I see. I can reproduce now. The issue is with the I/O between Alteryx and R on POSIXct types. A minimal example to reproduce would be
vec <- as.POSIXct(c("2018-03-02")) df <- data.frame(dates = vec) write.Alteryx(df)
Which throws the same error for the same reasons.
For your code, I was able to resolve this by adding the line
final["SNP_SHT_DAY"] <- as.character(final["SNP_SHT_DAY"])
before the write.Alteryx
and it will write the dates out as strings.
As a note, for the most recent script you posted, I also had to do
AD$SUM_DEMAND_QTY <- as.numeric(AD$SUM_DEMAND_QTY)

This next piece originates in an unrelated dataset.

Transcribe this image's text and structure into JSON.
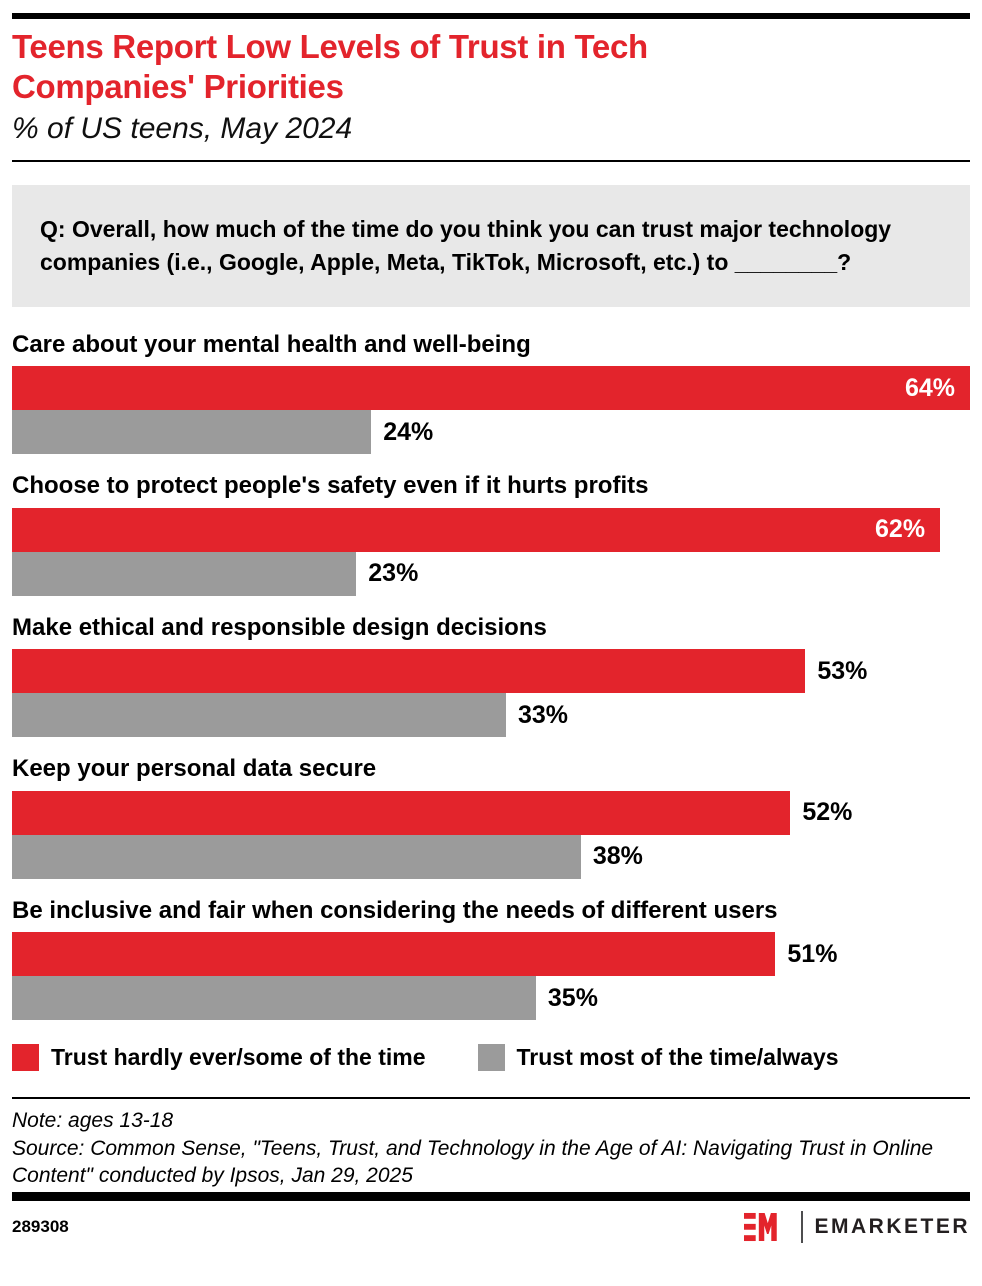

after the read.Alteryx (otherwise, it would be a factor, and you can't take the sum in the for loop)
POSIXct times in R aren't stored in the date formats that you see them printed in. They're stored as more complex objects (with a format for printing and an int representing seconds since 01-01-1970). Convert them to a character or int, then output them. That said, I'd say it's a bug that the I/O doesn't support converting these to datetime Alteryx types. For now, you'll need to do it manually (output as character, use select tool).

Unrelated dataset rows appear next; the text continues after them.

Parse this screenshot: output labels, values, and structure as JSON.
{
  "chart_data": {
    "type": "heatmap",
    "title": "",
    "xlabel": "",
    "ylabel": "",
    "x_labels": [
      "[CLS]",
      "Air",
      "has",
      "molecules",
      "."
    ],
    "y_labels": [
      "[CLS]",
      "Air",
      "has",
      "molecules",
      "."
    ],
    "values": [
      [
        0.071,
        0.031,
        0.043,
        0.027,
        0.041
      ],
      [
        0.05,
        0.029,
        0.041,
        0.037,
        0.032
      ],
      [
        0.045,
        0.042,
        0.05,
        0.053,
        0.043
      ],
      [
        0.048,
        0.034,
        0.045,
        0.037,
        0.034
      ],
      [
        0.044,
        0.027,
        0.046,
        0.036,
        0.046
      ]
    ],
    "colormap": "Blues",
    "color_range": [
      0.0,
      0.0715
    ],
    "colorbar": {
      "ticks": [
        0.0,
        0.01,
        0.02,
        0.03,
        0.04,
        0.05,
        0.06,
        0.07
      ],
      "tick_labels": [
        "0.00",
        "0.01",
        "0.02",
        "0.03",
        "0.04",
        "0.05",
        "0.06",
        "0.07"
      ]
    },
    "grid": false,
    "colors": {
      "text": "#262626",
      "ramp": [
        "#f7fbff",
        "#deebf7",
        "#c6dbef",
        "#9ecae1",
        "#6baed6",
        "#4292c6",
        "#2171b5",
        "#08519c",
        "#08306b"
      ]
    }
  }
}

I need to buy you a beer or another beverage of your choice. That was it! I can't believe it was that. I might have to put a ticket into Alteryx to get that taken care of. Or at least give a better error message than what it gives. Thank you so much!
Last question: adding that last statement to convert to a character gives us a character vector like:
c(1520226000, 1520226000, 1520226000, 1520226000, 1520226000, 1520226000, 1520226000, 1520226000, 1520226000, 1520226000, 1520226000, 1520226000, 1520226000, 1520226000, 1520226000, 1520226000, 1520226000, 1520226000, 1520226000, 1520226000, 1520226000,...)
Seems to me that it's converting EVERY value in the frame and sticking it in a character vector in that part of the frame. Is there a better way to do this?